介護に疲れきっていた当時の私や、同じ境遇に置かれている人に声をかけるなら「頑張らなきゃという気持ちを捨てて下さい」とアドバイスします。たとえ愛する家族の介護であっても、自分を犠牲にするのは間違いです。介護される側もそんなことは望んでいません。歯を食いしばって眉間にしわを寄せるような介護はしてはいけません。
うつから抜け出す大きなきっかけになったのは、孫たちの存在でした。オムツ替え、入浴や着替えの介助など、することは高齢者の介護と変わりません。ですが、待ち受ける死を否応なく意識させられる介護と、生命力の塊のような赤ちゃんの世話は、まるで別物でした。何より、孫を世話するうちで亡くなった母の存在を感じる瞬間があったのです。「足の形が似ている」「笑顔がそっくり」だなど、母がこの世に生きていた証が私と娘を経て孫にまで受け継がれていると実感した時、喪失感が希望に変わりました。

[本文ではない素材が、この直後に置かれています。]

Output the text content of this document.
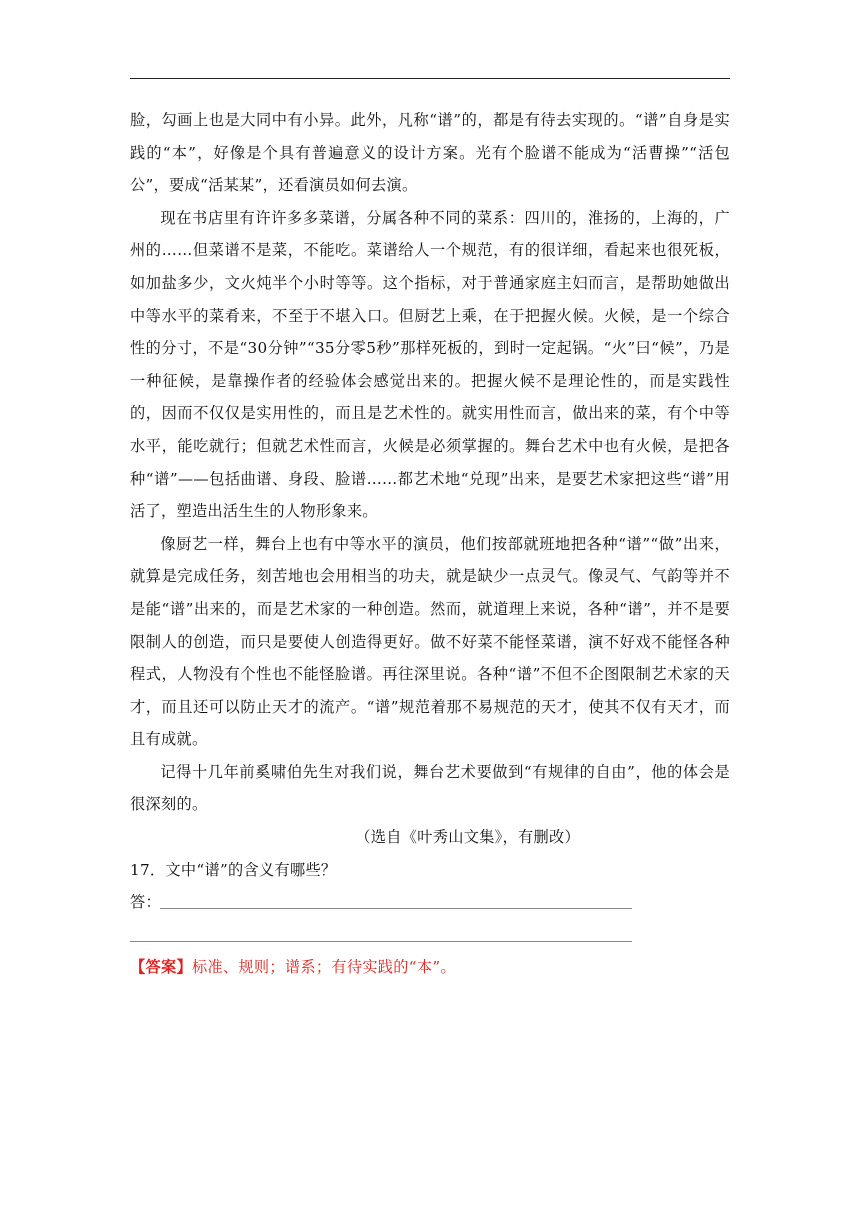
脸，勾画上也是大同中有小异。此外，凡称“谱”的，都是有待去实现的。“谱”自身是实践的“本”，好像是个具有普遍意义的设计方案。光有个脸谱不能成为“活曹操”“活包公”，要成“活某某”，还看演员如何去演。

现在书店里有许许多多菜谱，分属各种不同的菜系：四川的，淮扬的，上海的，广州的……但菜谱不是菜，不能吃。菜谱给人一个规范，有的很详细，看起来也很死板，如加盐多少，文火炖半个小时等等。这个指标，对于普通家庭主妇而言，是帮助她做出中等水平的菜肴来，不至于不堪入口。但厨艺上乘，在于把握火候。火候，是一个综合性的分寸，不是“30分钟”“35分零5秒”那样死板的，到时一定起锅。“火”曰“候”，乃是一种征候，是靠操作者的经验体会感觉出来的。把握火候不是理论性的，而是实践性的，因而不仅仅是实用性的，而且是艺术性的。就实用性而言，做出来的菜，有个中等水平，能吃就行；但就艺术性而言，火候是必须掌握的。舞台艺术中也有火候，是把各种“谱”——包括曲谱、身段、脸谱……都艺术地“兑现”出来，是要艺术家把这些“谱”用活了，塑造出活生生的人物形象来。

像厨艺一样，舞台上也有中等水平的演员，他们按部就班地把各种“谱”“做”出来，就算是完成任务，刻苦地也会用相当的功夫，就是缺少一点灵气。像灵气、气韵等并不是能“谱”出来的，而是艺术家的一种创造。然而，就道理上来说，各种“谱”，并不是要限制人的创造，而只是要使人创造得更好。做不好菜不能怪菜谱，演不好戏不能怪各种程式，人物没有个性也不能怪脸谱。再往深里说。各种“谱”不但不企图限制艺术家的天才，而且还可以防止天才的流产。“谱”规范着那不易规范的天才，使其不仅有天才，而且有成就。

记得十几年前奚啸伯先生对我们说，舞台艺术要做到“有规律的自由”，他的体会是很深刻的。

（选自《叶秀山文集》，有删改）

17．文中“谱”的含义有哪些？

答：

【答案】标准、规则；谱系；有待实践的“本”。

――家庭や学校など、教育を取り巻く現状についてどのようにお考えですか。
人を育てるということは生半可なことではありません。保護者や先生だって生身の人間です。たった一人で全部を背負い込んでは、疲れ果ててしまいます。時には、一人の時間を作って自分を取り戻すことも大切でしょう。そのためには、友人や地域のネットワークなど、利用できるものは全て利用してください。地域ぐるみで子育てを助け合う仕組みがもっと広がることを期待します。
未来を担う子どもたちは、かけがえのない宝物です。次の時代を生きる子どもたちを育てるには、家庭、学校、地域社会が互いに協力し合うことが肝心です。みんな誰かの助けを借りて大きくなったのですから、その恩返しをするのが本来の姿なのではないでしょうか。